In general, machine learning can be described in one sentence. Machine learning is to enable machines to have the ability to find an equation.
2. How to find this equation
The process of machine learning to find this function is divided into three steps
- Write an equation with unknown parameters
- Define a thing called Loss
- solve an optimization
We use the Youtube channel to predict the number of viewers to explain to you how these three steps work
1. Write a function with unknown parameters
To put it simply, we first guess what the mathematical formula of the function we are looking for looks like. For example, for the prediction of the number of viewers of Youtube channels, guess a simple one-time function:
y=w*x+b
y is what we want to predict
x is the input
w and b are unknown parameters
2. Define a loss function
For our prediction equation and its parameters, we need an equation that says whether this equation is what we expect. To put it simply, for the above y=w x+b, we can use the difference between the predicted Y and the real Y and then take the absolute value to represent the gap between the two, which is the value of loss, which is the value of this parameter good or bad.
3. Find the best parameters
So how do we find a minimum value to minimize this loss?
If we only pay attention to one of the parameter variables, the rest will not move. Then this problem is to find the minimum value of a function. When the first derivative is 0, we can find the extreme point. When we don't have a specific function, we can first define an initial point, and then find the differential of the point, that is, the slope corresponding to the point, and then use this slope to determine which direction to go next to approach the bottom of the image , repeat this step until the differential is 0. Obviously, there may be more than one extreme point for a function, then this method may only get a local minima, not a global optimal solution.
But the original words of the teacher on this question are: In fact, assuming that you have done deep learning related things, assuming that you have trained your own network and done Gradient Descent experience, in fact, local minima is a fake problem, we are doing it When working with Gradient Descent, the real problem is not local minima, what exactly is it, we will talk about this later, you have to accept it first, and believe what most people say, Gradient Descent has the problem of local minima , In this picture and in this example, there is obviously a local minima problem, but I will tell you later what the real pain point of Gradient Descent is.
4. How to do better
The above predictions are all based on the real data we already have. What about the actual prediction results?
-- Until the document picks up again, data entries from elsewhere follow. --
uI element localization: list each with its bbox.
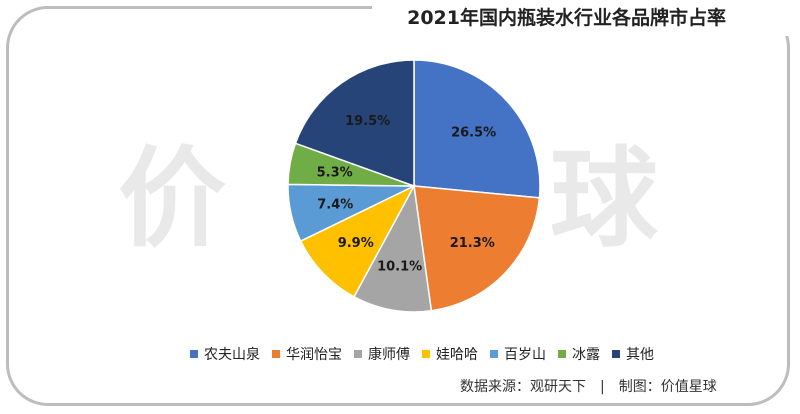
legend-item-6: 冰露	[558, 344, 600, 364]
made-by: 制图：价值星球	[618, 379, 717, 395]
legend-label: 百岁山	[504, 347, 546, 363]
legend-label: 康师傅	[368, 347, 410, 363]
pie-slice-2	[413, 185, 541, 312]
separator: |	[600, 379, 605, 395]
legend-swatch	[354, 350, 362, 358]
pie-slice-3	[352, 183, 433, 313]
legend-swatch	[490, 350, 498, 358]
watermark-char: 价	[118, 137, 247, 262]
data-label-4: 9.9%	[338, 236, 374, 251]
legend-label: 娃哈哈	[436, 347, 478, 363]
legend-label: 农夫山泉	[204, 347, 260, 363]
data-label-3: 10.1%	[377, 259, 422, 274]
legend-swatch	[190, 350, 198, 358]
title-box: 2021年国内瓶装水行业各品牌市占率	[372, 0, 800, 36]
pie-slice-7	[294, 59, 415, 188]
data-label-1: 26.5%	[451, 126, 496, 141]
legend-label: 华润怡宝	[286, 347, 342, 363]
legend-item-4: 娃哈哈	[422, 344, 478, 364]
chart-title: 2021年国内瓶装水行业各品牌市占率	[407, 7, 726, 29]
legend-swatch	[272, 350, 280, 358]
legend: 农夫山泉 华润怡宝 康师傅 娃哈哈 百岁山 冰露 其他	[190, 344, 654, 364]
data-label-6: 5.3%	[317, 166, 353, 181]
legend-swatch	[422, 350, 430, 358]
legend-label: 冰露	[572, 347, 600, 363]
legend-item-5: 百岁山	[490, 344, 546, 364]
legend-item-7: 其他	[612, 344, 654, 364]
legend-item-1: 农夫山泉	[190, 344, 260, 364]
data-label-2: 21.3%	[450, 236, 495, 251]
data-label-5: 7.4%	[317, 198, 353, 213]
data-source: 数据来源：观研天下	[460, 379, 586, 395]
legend-item-3: 康师傅	[354, 344, 410, 364]
pie-slice-4	[299, 184, 416, 298]
watermark-char: 球	[549, 137, 678, 262]
legend-swatch	[612, 350, 620, 358]
legend-swatch	[558, 350, 566, 358]
data-label-7: 19.5%	[345, 114, 390, 129]
pie-slice-1	[413, 59, 541, 199]
source-line: 数据来源：观研天下 | 制图：价值星球	[460, 376, 717, 396]
legend-item-2: 华润怡宝	[272, 344, 342, 364]
legend-label: 其他	[626, 347, 654, 363]
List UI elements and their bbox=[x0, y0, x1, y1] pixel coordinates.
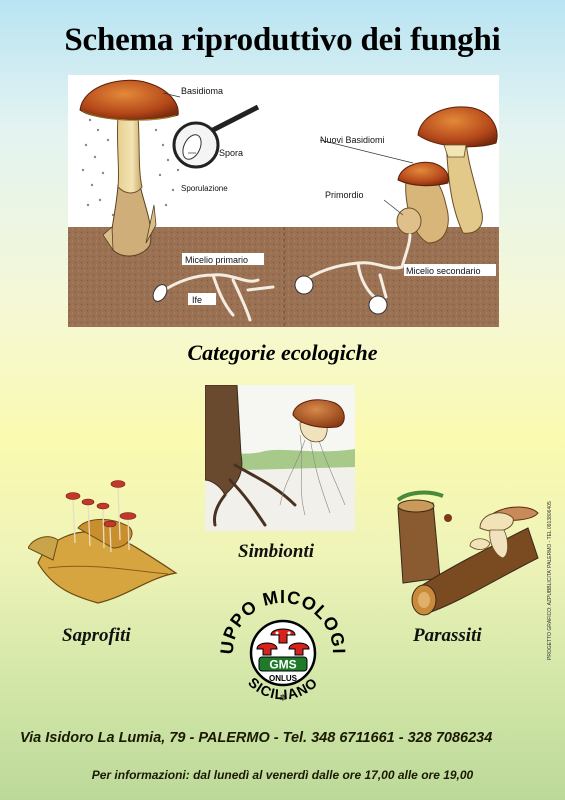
label-primordio: Primordio bbox=[325, 190, 364, 200]
address-line: Via Isidoro La Lumia, 79 - PALERMO - Tel… bbox=[20, 730, 493, 746]
label-saprofiti: Saprofiti bbox=[62, 625, 131, 646]
label-nuovi-basidiomi: Nuovi Basidiomi bbox=[320, 135, 385, 145]
logo-star-icon: ✵ bbox=[279, 693, 287, 704]
gms-logo: GRUPPO MICOLOGICO SICILIANO GMS ONLUS ✵ bbox=[219, 575, 347, 704]
logo-gms: GMS bbox=[269, 658, 296, 672]
mycelium bbox=[158, 233, 412, 322]
primordio-bud bbox=[396, 207, 422, 235]
info-hours: Per informazioni: dal lunedì al venerdì … bbox=[91, 768, 474, 782]
design-credit: PROGETTO GRAFICO: AZPUBBLICITA' PALERMO … bbox=[547, 501, 553, 660]
section-subtitle: Categorie ecologiche bbox=[187, 340, 378, 365]
basidioma-mushroom bbox=[79, 79, 179, 257]
label-simbionti: Simbionti bbox=[238, 541, 315, 562]
label-parassiti: Parassiti bbox=[413, 625, 482, 646]
saprofiti-illustration bbox=[28, 480, 178, 604]
new-basidiomi bbox=[396, 106, 498, 244]
magnifier-icon bbox=[172, 104, 260, 169]
simbionti-illustration bbox=[205, 385, 355, 531]
parassiti-illustration bbox=[396, 490, 539, 616]
label-sporulazione: Sporulazione bbox=[181, 184, 228, 193]
label-ife: Ife bbox=[192, 295, 202, 305]
poster-title: Schema riproduttivo dei funghi bbox=[64, 22, 501, 58]
label-spora: Spora bbox=[219, 148, 243, 158]
label-basidioma: Basidioma bbox=[181, 86, 223, 96]
reproductive-diagram: Basidioma Spora Sporulazione Nuovi Basid… bbox=[68, 75, 499, 327]
logo-onlus: ONLUS bbox=[269, 674, 298, 683]
label-micelio-primario: Micelio primario bbox=[185, 255, 248, 265]
label-micelio-secondario: Micelio secondario bbox=[406, 266, 481, 276]
spore-cloud bbox=[81, 118, 180, 217]
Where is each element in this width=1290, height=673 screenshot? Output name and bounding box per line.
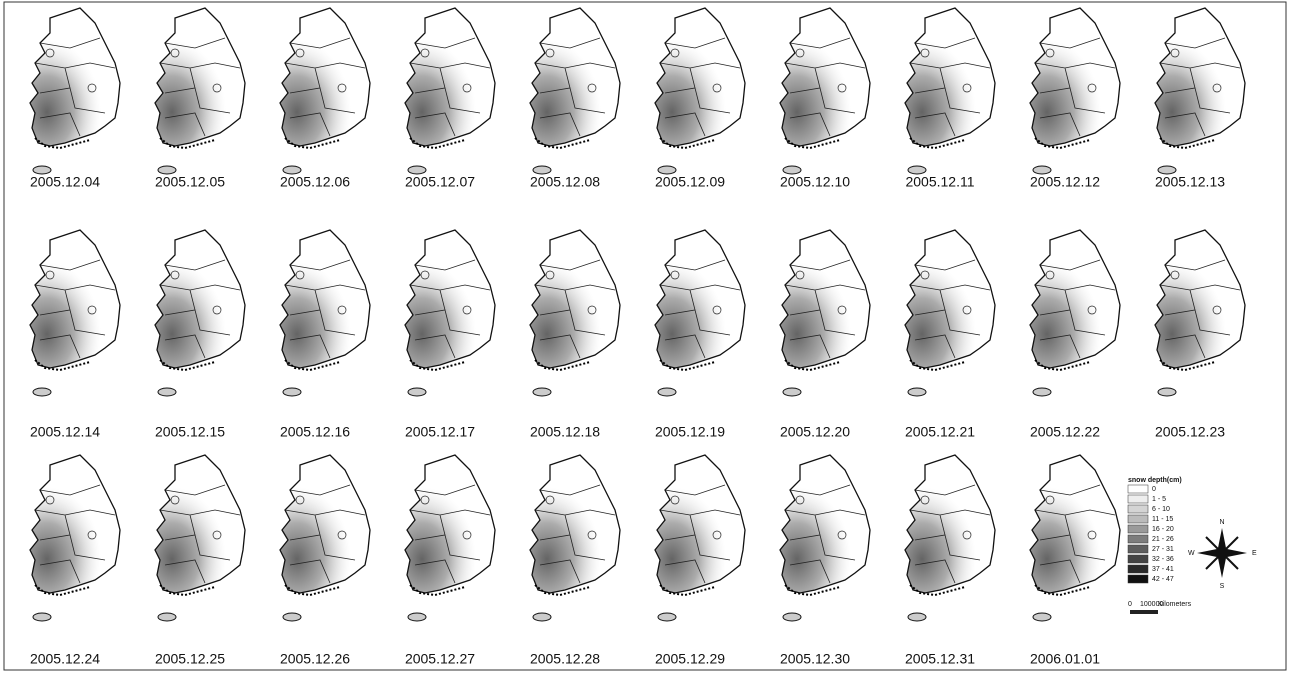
legend-label: 11 - 15: [1152, 516, 1173, 523]
map-date: 2005.12.06: [280, 174, 350, 190]
map-panel: [520, 455, 630, 621]
map-date: 2005.12.05: [155, 174, 225, 190]
map-date: 2005.12.22: [1030, 424, 1100, 440]
legend-swatch: [1128, 495, 1148, 503]
legend-label: 32 - 36: [1152, 556, 1174, 563]
legend-title: snow depth(cm): [1128, 477, 1182, 484]
figure: snow depth(cm) Kilometers 0 100000 N S E…: [0, 0, 1290, 673]
legend-swatch: [1128, 515, 1148, 523]
map-date: 2005.12.19: [655, 424, 725, 440]
map-panel: [145, 8, 255, 174]
map-date: 2005.12.21: [905, 424, 975, 440]
map-date: 2005.12.15: [155, 424, 225, 440]
map-date: 2005.12.27: [405, 651, 475, 667]
legend-label: 1 - 5: [1152, 496, 1166, 503]
map-date: 2005.12.31: [905, 651, 975, 667]
legend-swatch: [1128, 565, 1148, 573]
scale-end: 100000: [1140, 601, 1163, 608]
map-panel: [395, 8, 505, 174]
map-date: 2005.12.28: [530, 651, 600, 667]
map-panel: [645, 230, 755, 396]
map-panel: [520, 8, 630, 174]
map-panel: [1145, 230, 1255, 396]
map-date: 2005.12.04: [30, 174, 100, 190]
scale-bar: [1130, 610, 1158, 614]
map-panel: [1020, 230, 1130, 396]
map-panel: [770, 455, 880, 621]
legend-label: 42 - 47: [1152, 576, 1174, 583]
map-date: 2005.12.09: [655, 174, 725, 190]
map-date: 2005.12.07: [405, 174, 475, 190]
map-panel: [20, 8, 130, 174]
map-date: 2005.12.23: [1155, 424, 1225, 440]
map-panel: [270, 230, 380, 396]
compass-e: E: [1252, 550, 1257, 557]
map-date: 2005.12.25: [155, 651, 225, 667]
legend-label: 37 - 41: [1152, 566, 1174, 573]
map-date: 2005.12.17: [405, 424, 475, 440]
compass-rose: N S E W: [1188, 519, 1257, 590]
legend-swatch: [1128, 525, 1148, 533]
map-date: 2005.12.11: [905, 174, 974, 190]
legend: snow depth(cm) Kilometers 0 100000 N S E…: [1128, 477, 1257, 614]
map-date: 2005.12.24: [30, 651, 100, 667]
map-date: 2005.12.18: [530, 424, 600, 440]
map-panel: [645, 8, 755, 174]
map-panel: [895, 455, 1005, 621]
legend-label: 6 - 10: [1152, 506, 1170, 513]
map-panel: [770, 8, 880, 174]
map-panel: [145, 230, 255, 396]
legend-swatch: [1128, 545, 1148, 553]
map-panel: [520, 230, 630, 396]
compass-s: S: [1220, 583, 1225, 590]
map-date: 2005.12.14: [30, 424, 100, 440]
map-date: 2005.12.10: [780, 174, 850, 190]
map-panel: [20, 230, 130, 396]
map-date: 2005.12.20: [780, 424, 850, 440]
map-panel: [270, 455, 380, 621]
map-date: 2006.01.01: [1030, 651, 1100, 667]
map-panel: [1020, 8, 1130, 174]
scale-start: 0: [1128, 601, 1132, 608]
map-panel: [770, 230, 880, 396]
legend-label: 21 - 26: [1152, 536, 1174, 543]
map-panel: [395, 455, 505, 621]
legend-label: 0: [1152, 486, 1156, 493]
map-date: 2005.12.12: [1030, 174, 1100, 190]
map-date: 2005.12.13: [1155, 174, 1225, 190]
map-date: 2005.12.16: [280, 424, 350, 440]
map-panel: [395, 230, 505, 396]
legend-swatch: [1128, 485, 1148, 493]
map-panel: [145, 455, 255, 621]
map-panel: [1020, 455, 1130, 621]
legend-label: 16 - 20: [1152, 526, 1174, 533]
compass-w: W: [1188, 550, 1195, 557]
map-panel: [895, 230, 1005, 396]
map-date: 2005.12.26: [280, 651, 350, 667]
map-panel: [270, 8, 380, 174]
legend-swatch: [1128, 505, 1148, 513]
legend-swatch: [1128, 535, 1148, 543]
legend-swatch: [1128, 575, 1148, 583]
map-panel: [20, 455, 130, 621]
map-panel: [1145, 8, 1255, 174]
map-date: 2005.12.30: [780, 651, 850, 667]
map-panel: [895, 8, 1005, 174]
legend-swatch: [1128, 555, 1148, 563]
map-panel: [645, 455, 755, 621]
map-date: 2005.12.08: [530, 174, 600, 190]
map-date: 2005.12.29: [655, 651, 725, 667]
compass-n: N: [1219, 519, 1224, 526]
legend-label: 27 - 31: [1152, 546, 1174, 553]
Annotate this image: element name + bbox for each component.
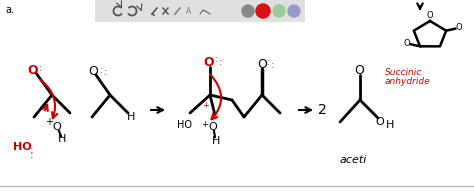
Text: H: H <box>127 112 135 122</box>
Text: a.: a. <box>5 5 14 15</box>
Text: :: : <box>267 57 271 67</box>
Text: O: O <box>209 122 218 132</box>
Circle shape <box>273 5 285 17</box>
Text: HO: HO <box>177 120 192 130</box>
Text: H: H <box>58 134 66 144</box>
Text: O: O <box>456 23 463 32</box>
Text: +: + <box>201 120 209 129</box>
Text: :: : <box>214 54 218 64</box>
Text: 2: 2 <box>318 103 327 117</box>
Text: anhydride: anhydride <box>385 77 430 86</box>
Text: A: A <box>186 6 191 15</box>
Bar <box>198 6 210 16</box>
Circle shape <box>288 5 300 17</box>
Text: :: : <box>100 65 103 75</box>
Text: HO: HO <box>13 142 31 152</box>
Circle shape <box>256 4 270 18</box>
Text: O: O <box>53 122 61 132</box>
Text: O: O <box>427 11 433 20</box>
Text: O: O <box>204 56 214 69</box>
Text: O: O <box>88 65 98 78</box>
Text: :: : <box>30 145 34 155</box>
Text: +: + <box>45 117 53 127</box>
Text: O: O <box>404 39 410 48</box>
Text: :: : <box>219 57 222 67</box>
Text: :: : <box>272 60 274 70</box>
Bar <box>184 6 194 16</box>
Text: aceti: aceti <box>340 155 367 165</box>
Text: O: O <box>257 57 267 70</box>
Text: Succinic: Succinic <box>385 68 422 77</box>
Text: :: : <box>103 67 107 77</box>
Bar <box>95 0 305 22</box>
Circle shape <box>242 5 254 17</box>
Text: H: H <box>386 120 394 130</box>
Text: O: O <box>375 117 384 127</box>
Text: :: : <box>38 63 42 73</box>
Text: +: + <box>202 100 210 109</box>
Text: O: O <box>354 63 364 77</box>
Text: O: O <box>27 63 38 77</box>
Text: :: : <box>30 150 34 160</box>
Text: H: H <box>212 136 220 146</box>
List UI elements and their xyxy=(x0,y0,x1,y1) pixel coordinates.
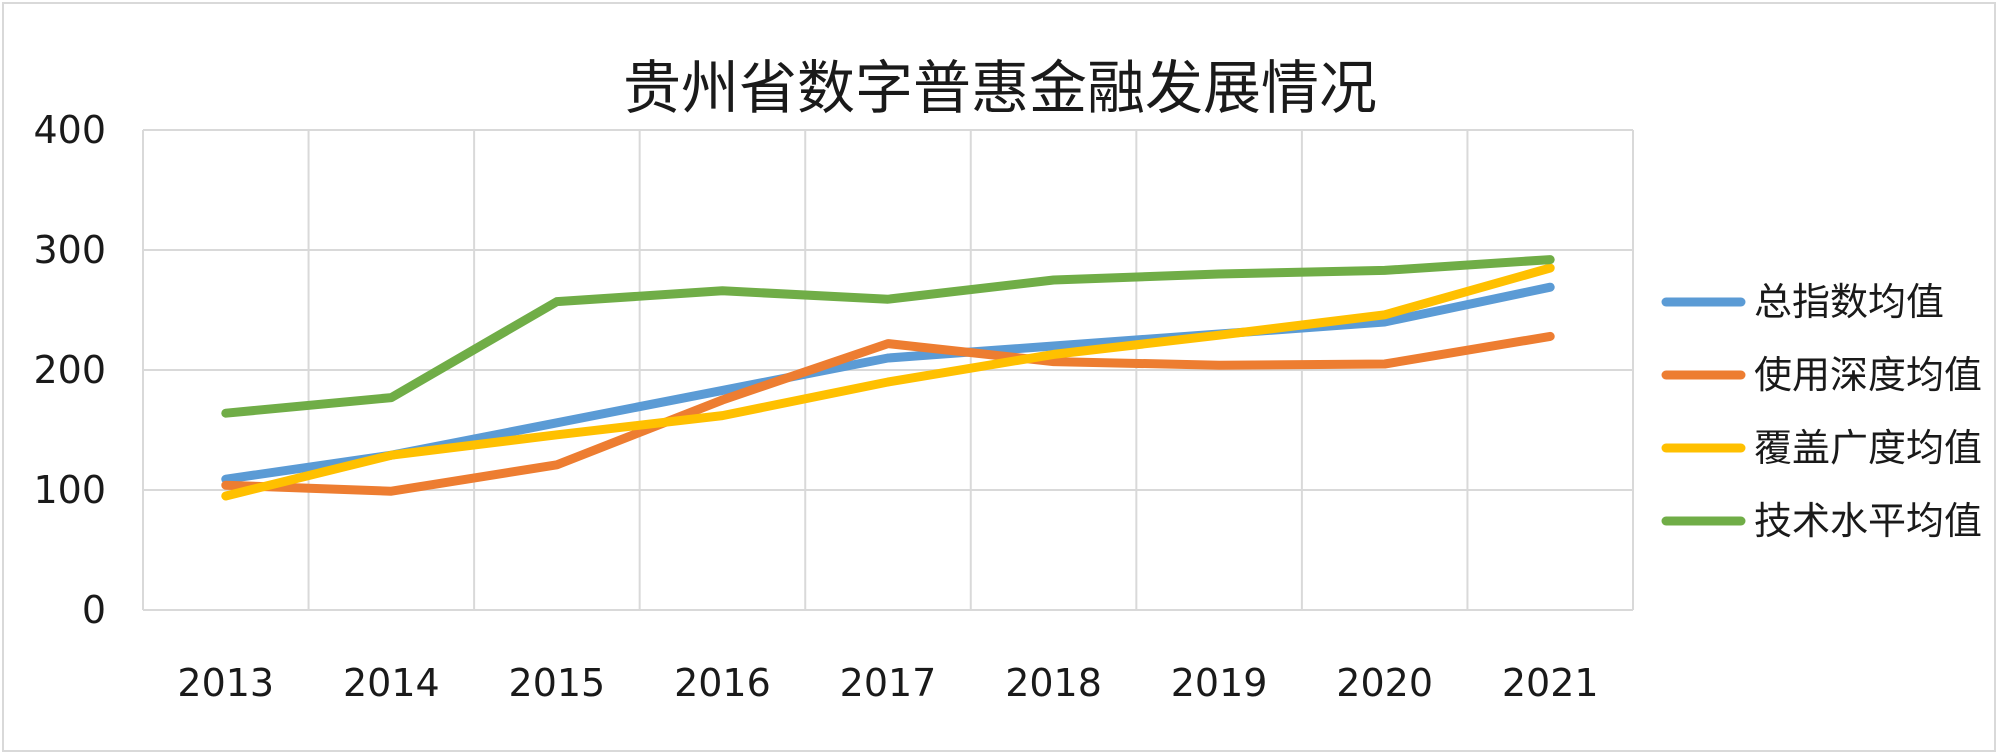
chart-title: 贵州省数字普惠金融发展情况 xyxy=(623,54,1377,122)
x-tick-label: 2016 xyxy=(674,661,771,705)
series-line-4 xyxy=(221,255,1555,418)
y-tick-label: 100 xyxy=(33,468,106,512)
x-tick-label: 2013 xyxy=(177,661,274,705)
legend-label: 总指数均值 xyxy=(1754,280,1944,324)
x-tick-label: 2019 xyxy=(1171,661,1268,705)
series-line-3 xyxy=(221,263,1555,501)
legend-item: 覆盖广度均值 xyxy=(1661,426,1982,470)
x-tick-label: 2014 xyxy=(343,661,440,705)
y-tick-label: 400 xyxy=(33,108,106,152)
y-tick-label: 300 xyxy=(33,228,106,272)
series-lines xyxy=(221,255,1555,501)
y-tick-label: 200 xyxy=(33,348,106,392)
x-tick-label: 2017 xyxy=(840,661,937,705)
x-tick-label: 2018 xyxy=(1005,661,1102,705)
grid xyxy=(142,129,1634,611)
x-tick-label: 2021 xyxy=(1502,661,1599,705)
legend-label: 技术水平均值 xyxy=(1754,499,1982,543)
legend-item: 使用深度均值 xyxy=(1661,353,1982,397)
y-axis-ticks: 0 100 200 300 400 xyxy=(33,108,106,632)
y-tick-label: 0 xyxy=(82,588,106,632)
x-tick-label: 2015 xyxy=(509,661,606,705)
legend-item: 技术水平均值 xyxy=(1661,499,1982,543)
legend-item: 总指数均值 xyxy=(1661,280,1944,324)
legend-label: 覆盖广度均值 xyxy=(1754,426,1982,470)
series-line-2 xyxy=(221,331,1555,496)
x-axis-ticks: 2013 2014 2015 2016 2017 2018 2019 2020 2021 xyxy=(177,661,1598,705)
x-tick-label: 2020 xyxy=(1336,661,1433,705)
legend-label: 使用深度均值 xyxy=(1754,353,1982,397)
Looking at this result, we can see that the predicted result is almost the same as the previous day's data. In fact, the loss on the training data is 0.45k, and the actual prediction is an error of 0.58k. In addition, we can notice that this data seems to be regular, and it will rise and fall periodically, so if we take this cycle into account, for example, using the value of seven points for prediction, the result may be better.
Then we got a lower loss, which is 0.38k, and it is better in the real prediction, which is 0.49k.
Summarize
Many of the models we study are linear systems.
There is a definition of a linear system, and my simple understanding is:
1.
That is, k times the input, its output should also be k times.
2.
The principle of superposition is satisfied between different inputs.
A system that satisfies the above two conditions is a linear system
, such as y=kx, integration, differentiation, matrix transposition, etc.,
but y=x^2 is not.
In common circuits, resistors, inductors, and capacitors are also linear systems, and circuits composed of them are also linear systems.